One of the largest bakeries in Switzerland (Jowa) is located in Gränichen. In addition, there is also a company which fabricates heaters (Zehnder), a gravel plant and several other smaller businesses.

As of 2000 there was a total of 3,149 workers who lived in the municipality. Of these, 2,312 or about 73.4% of the residents worked outside Gränichen while 1,145 people commuted into the municipality for work. There were a total of 1,982 jobs (of at least 6 hours per week) in the municipality.

==Religion==
From the 2000 census, 1,370 or 22.4% are Roman Catholic, while 3,619 or 59.2% belonged to the Swiss Reformed Church. Of the rest of the population, there are 21 individuals (or about 0.34% of the population) who belong to the Christian Catholic faith, 4.3% were Moslem, 1.1% were Christian-Orthodox and 1.0% belonged to a different religion.

==Transport==
Gränichen lies on the connecting road from Aarau via Beromünster to Lucerne. The town is also connected to Seon in the Seetal valley. The local public rail service (AAR-Bahn), which goes from Aarau through the Wyna valley up to Menziken, has four stations: Töndler, Gränichen-Dorf, Oberdorf and Bleien. The rails of the public transport were right next to the main street, until they were rebuilt along the Wyna river in 1985.

==Education==
There are five kindergartens as well as three elementary schools. Furthermore, there is a center for secondary education covering Realschule, Sekundarschule and Bezirksschule levels. The closest gymnasium is in Aarau. Aside from the Castle of Liebegg, there is also an agricultural school.

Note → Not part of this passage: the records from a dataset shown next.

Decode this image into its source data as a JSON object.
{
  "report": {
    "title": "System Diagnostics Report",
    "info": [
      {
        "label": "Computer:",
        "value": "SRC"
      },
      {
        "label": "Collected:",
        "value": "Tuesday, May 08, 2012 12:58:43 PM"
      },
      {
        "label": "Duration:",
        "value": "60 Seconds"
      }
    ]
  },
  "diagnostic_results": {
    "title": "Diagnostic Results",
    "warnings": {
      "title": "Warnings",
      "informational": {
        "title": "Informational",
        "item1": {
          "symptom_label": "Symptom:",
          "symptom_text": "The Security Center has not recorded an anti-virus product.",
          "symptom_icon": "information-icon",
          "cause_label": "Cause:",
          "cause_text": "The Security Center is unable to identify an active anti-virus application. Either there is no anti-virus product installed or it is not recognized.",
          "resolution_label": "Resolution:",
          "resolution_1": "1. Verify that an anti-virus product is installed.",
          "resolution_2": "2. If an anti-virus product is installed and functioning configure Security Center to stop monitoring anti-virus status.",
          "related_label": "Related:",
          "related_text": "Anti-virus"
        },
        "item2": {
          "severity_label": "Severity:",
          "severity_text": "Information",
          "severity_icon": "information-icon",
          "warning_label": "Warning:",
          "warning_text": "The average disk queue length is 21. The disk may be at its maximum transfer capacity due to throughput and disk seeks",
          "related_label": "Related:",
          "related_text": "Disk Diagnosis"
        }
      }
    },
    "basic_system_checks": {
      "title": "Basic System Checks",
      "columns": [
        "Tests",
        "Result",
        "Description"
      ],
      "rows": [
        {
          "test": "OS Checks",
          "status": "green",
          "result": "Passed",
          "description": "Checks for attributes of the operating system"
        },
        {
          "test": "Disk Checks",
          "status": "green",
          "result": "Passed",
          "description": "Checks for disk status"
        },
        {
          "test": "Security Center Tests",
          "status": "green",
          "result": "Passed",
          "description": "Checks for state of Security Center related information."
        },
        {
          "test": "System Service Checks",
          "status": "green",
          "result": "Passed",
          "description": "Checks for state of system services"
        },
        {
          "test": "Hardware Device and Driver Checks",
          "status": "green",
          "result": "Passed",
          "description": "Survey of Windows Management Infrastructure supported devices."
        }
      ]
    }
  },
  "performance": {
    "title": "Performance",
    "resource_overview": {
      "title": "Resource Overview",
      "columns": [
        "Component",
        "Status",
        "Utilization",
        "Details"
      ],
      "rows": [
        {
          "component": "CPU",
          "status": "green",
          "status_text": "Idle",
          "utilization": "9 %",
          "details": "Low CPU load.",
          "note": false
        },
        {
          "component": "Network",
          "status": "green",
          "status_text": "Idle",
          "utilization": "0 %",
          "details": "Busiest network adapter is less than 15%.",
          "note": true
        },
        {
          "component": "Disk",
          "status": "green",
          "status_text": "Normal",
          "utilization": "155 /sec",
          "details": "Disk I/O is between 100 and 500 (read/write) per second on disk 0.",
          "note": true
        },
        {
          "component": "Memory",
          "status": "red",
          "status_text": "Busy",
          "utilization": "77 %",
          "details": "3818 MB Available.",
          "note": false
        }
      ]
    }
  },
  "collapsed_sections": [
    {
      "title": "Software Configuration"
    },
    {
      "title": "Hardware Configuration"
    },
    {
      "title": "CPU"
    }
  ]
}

The entire Swiss population is generally well educated. In Gränichen about 72.7% of the population (between age 25-64) have completed either non-mandatory upper secondary education or additional higher education (either university or a Fachhochschule). Of the school age population (in the 2008/2009 school year), there are 448 students attending primary school, there are 203 students attending secondary school, there are 128 students attending tertiary or university level schooling in the municipality.